More analysis is required before conclusions can be drawn. Analysis may additionally be hampered from an inability to sample a majority of sites in 2019 and 2020 because of historic flooding and the COVID-19 pandemic.

“The program standardizes the data collection process so that it’s uniform and comparable,” Fill said. “This allows researchers from across the country to get a better idea of bat distributions, trends and declines along with a better sense of how bats are doing. It’s not perfect, but bats are so difficult to study, it’s hard to come up with anything that would be.”

Fill supplements data collected via stationary detectors with mobile driving surveys using a detector attached to the top of a car, as well as occasional capture surveys.

“After sunset, we’ll drive a route between our sampling points, often along gravel and dirt back roads, to collect bat calls,” he said. “With this particular detector, we can see and hear the bats when they fly over the car.”

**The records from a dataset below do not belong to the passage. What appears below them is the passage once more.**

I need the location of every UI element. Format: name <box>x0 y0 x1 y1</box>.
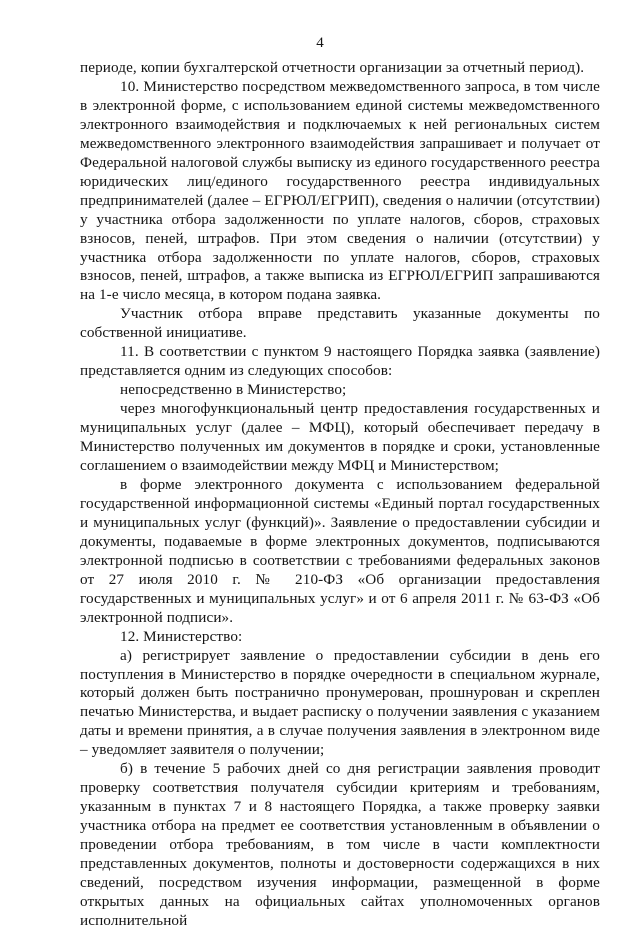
paragraph-10: 10. Министерство посредством межведомственного запроса, в том числе в электронной форме, с использованием единой системы межведомственного электронного взаимодействия и подключаемых к ней региональных систем межведомственного электронного взаимодействия запрашивает и получает от Федеральной налоговой службы выписку из единого государственного реестра юридических лиц/единого государственного реестра индивидуальных предпринимателей (далее – ЕГРЮЛ/ЕГРИП), сведения о наличии (отсутствии) у участника отбора задолженности по уплате налогов, сборов, страховых взносов, пеней, штрафов. При этом сведения о наличии (отсутствии) у участника отбора задолженности по уплате налогов, сборов, страховых взносов, пеней, штрафов, а также выписка из ЕГРЮЛ/ЕГРИП запрашиваются на 1-е число месяца, в котором подана заявка. <box>80 77 600 304</box>
document-body <box>80 59 600 931</box>
paragraph-11: 11. В соответствии с пунктом 9 настоящего Порядка заявка (заявление) представляется одним из следующих способов: <box>80 343 600 380</box>
paragraph-12-a: а) регистрирует заявление о предоставлении субсидии в день его поступления в Министерство в порядке очередности в специальном журнале, который должен быть постранично пронумерован, прошнурован и скреплен печатью Министерства, и выдает расписку о получении заявления с указанием даты и времени принятия, а в случае получения заявления в электронном виде – уведомляет заявителя о получении; <box>80 646 600 759</box>
paragraph-method-direct: непосредственно в Министерство; <box>120 381 347 399</box>
paragraph-participant-right: Участник отбора вправе представить указанные документы по собственной инициативе. <box>80 305 600 342</box>
paragraph-12-b: б) в течение 5 рабочих дней со дня регистрации заявления проводит проверку соответствия получателя субсидии критериям и требованиям, указанным в пунктах 7 и 8 настоящего Порядка, а также проверку заявки участника отбора на предмет ее соответствия установленным в объявлении о проведении отбора требованиям, в том числе в части комплектности представленных документов, полноты и достоверности содержащихся в них сведений, посредством изучения информации, размещенной в форме открытых данных на официальных сайтах уполномоченных органов исполнительной <box>80 760 600 929</box>
paragraph-method-mfc: через многофункциональный центр предоставления государственных и муниципальных услуг (далее – МФЦ), который обеспечивает передачу в Министерство полученных им документов в порядке и сроки, установленные соглашением о взаимодействии между МФЦ и Министерством; <box>80 400 600 475</box>
page-number: 4 <box>316 35 324 51</box>
paragraph-method-electronic: в форме электронного документа с использованием федеральной государственной информационной системы «Единый портал государственных и муниципальных услуг (функций)». Заявление о предоставлении субсидии и документы, подаваемые в форме электронных документов, подписываются электронной подписью в соответствии с требованиями федеральных законов от 27 июля 2010 г. № 210-ФЗ «Об организации предоставления государственных и муниципальных услуг» и от 6 апреля 2011 г. № 63-ФЗ «Об электронной подписи». <box>80 475 600 626</box>
paragraph-continuation: периоде, копии бухгалтерской отчетности организации за отчетный период). <box>80 59 585 76</box>
paragraph-12: 12. Министерство: <box>120 627 243 645</box>
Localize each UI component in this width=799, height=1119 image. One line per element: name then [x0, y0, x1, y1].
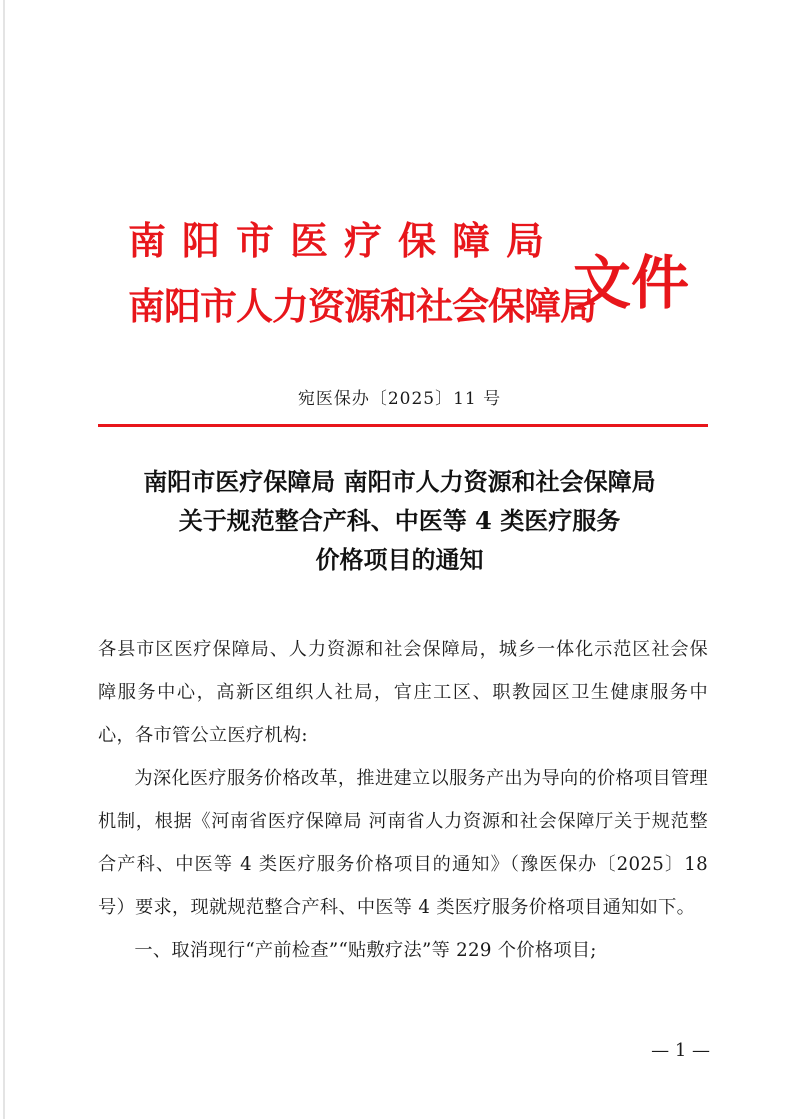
title-line-3: 价格项目的通知	[315, 545, 484, 574]
body-paragraph-1: 为深化医疗服务价格改革，推进建立以服务产出为导向的价格项目管理机制，根据《河南省医疗保障局 河南省人力资源和社会保障厅关于规范整合产科、中医等 4 类医疗服务价格项目的通知》（豫医保办〔2025〕18 号）要求，现就规范整合产科、中医等 4 类医疗服务价格项目通知如下。	[98, 768, 708, 918]
agency-name-human-resources: 南阳市人力资源和社会保障局	[128, 284, 596, 328]
document-body	[98, 628, 708, 972]
body-item-1: 一、取消现行“产前检查”“贴敷疗法”等 229 个价格项目;	[134, 940, 597, 961]
title-line-2: 关于规范整合产科、中医等 4 类医疗服务	[178, 506, 621, 535]
document-title	[0, 462, 799, 579]
document-number: 宛医保办〔2025〕11 号	[297, 389, 502, 409]
agency-name-medical-security: 南阳市医疗保障局	[128, 218, 561, 263]
page-number: — 1 —	[651, 1040, 710, 1061]
addressees-paragraph: 各县市区医疗保障局、人力资源和社会保障局，城乡一体化示范区社会保障服务中心，高新区组织人社局，官庄工区、职教园区卫生健康服务中心，各市管公立医疗机构:	[98, 639, 708, 746]
document-header	[128, 206, 688, 336]
document-type-label: 文件	[573, 249, 690, 317]
title-line-1: 南阳市医疗保障局 南阳市人力资源和社会保障局	[143, 467, 656, 496]
red-separator-line	[98, 424, 708, 427]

In a previous project in 2018 and 2019, Fill set up arrays of acoustic detectors in farm fields, prairies and wooded areas near Homestead National Monument outside Beatrice, Nebraska. In addition to tracking northern long-eared bats and white-nose syndrome, he developed “heat maps” that showed bats’ foraging patterns in different landscapes. He found bats are most active along the edges of fields and near wooded areas and streams, which may encourage farmers to retain those landscape features to maximize the insect-reduction benefit they receive from bats. 

Leslie Reed is the director of public affairs at the University of Nebraska-Lincoln’s Communication and Marketing Department. This is her first appearance in Nebraskaland Magazine.